On Propecia at 32 and it sucks. It's fucking bullshit that the only way to prevent balding is to take a pill that drops your sex drive. The whole point of keeping your hair is do you can attract a mate so this pill just replaces one problem with another.

Now I have to take cialis like a 60 year old. I don't understand why there is hardly any research going into hair loss treatments (aside from the scam companies).

>White/Grey hair mixed in with my natural black hair.
>Brown hair appearing on beard near my chin
>Wrinkles
>Dark circles under eyes
>tfw I am only 23 yrs old

Honestly user I'm OP and I haven't noticed much change in my sex drive. Sexual side effects are quite rare, it honestly could just be your age starting to mellow out your horniness.

Cool, a balding thread to vent in.

I know this feeling. On my best day I was maybe a 5/10 and I at least had hope of a girl finding me attractive in my lifetime, but then I went balding in high school and dropped to like a 2/10 and I feel like I basically am not even on the same plane of existence as girls anymore.

I'm so disgusted with how I look it genuinely makes me feel kind of sick to imagine a girl calling me cute or handsome, even if I badly want that to happen. I feel like I had my youth stolen from me, I look twenty years older than I actually am. I see so many guys in their forties and fifties with a full head of hair and it reminds me how badly my genetics cheated me.

I relate to all of this, holy fuck.

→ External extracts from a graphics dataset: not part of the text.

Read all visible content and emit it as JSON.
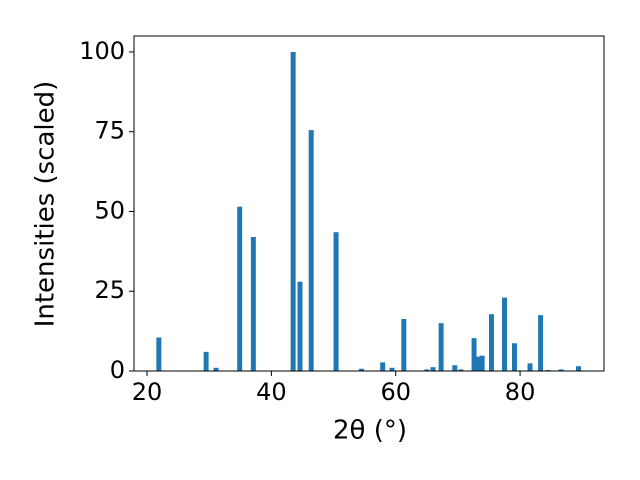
{
  "chart_data": {
    "type": "bar",
    "xlabel": "2θ (°)",
    "ylabel": "Intensities (scaled)",
    "x": [
      21.9,
      29.5,
      31.1,
      34.9,
      37.1,
      43.5,
      44.6,
      46.4,
      50.4,
      54.5,
      57.9,
      59.4,
      61.3,
      65.0,
      66.0,
      67.3,
      69.5,
      70.5,
      72.6,
      73.3,
      73.9,
      75.4,
      77.5,
      79.1,
      81.6,
      83.3,
      84.5,
      86.6,
      89.4
    ],
    "values": [
      10.5,
      6,
      1,
      51.5,
      42,
      100,
      28,
      75.5,
      43.5,
      0.7,
      2.7,
      1,
      16.3,
      0.5,
      1.2,
      15,
      1.8,
      0.5,
      10.3,
      4.5,
      4.8,
      17.8,
      23,
      8.7,
      2.4,
      17.5,
      0.3,
      0.5,
      1.5
    ],
    "color": "#1f77b4",
    "xlim": [
      17.9,
      93.5
    ],
    "xticks": [
      20,
      40,
      60,
      80
    ],
    "ylim": [
      0,
      105
    ],
    "yticks": [
      0,
      25,
      50,
      75,
      100
    ]
  }
}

Succinctly put. I feel so pathetic for caring about this so much but I constantly agonize about it every day of my life and I don't know how to cope with it.
>You got on fin, right user?
This reminds me, I wish I wasn't such a fucking idiot when I was a teenager and I had caught it early and had done more research into hairloss treatment. I always just completely dismissed the idea of it because I was taught by media that it's all just snakeoil that doesn't work and it's pathetic to try to save your hair. Both things are sort of true and I still wish I had at least tried something. It might be too late to even bother now, I can't make up my mind if the hair I have left matters enough to me to go through the pains and stress of trying to save it.

Your life is over. I used to have sex every day until I went bald at 22 just minor balding and that was all it took. Havent had sex in 7 years or talked to a girl im addicted to painkillers now praying they remove me from this shitty world.

i'm a not balding 23 year old and i feel the same way

I'm thinking your brain might be the problem not your hair

I am foot 3, at least you had hair at one point, I have never been close to normal height.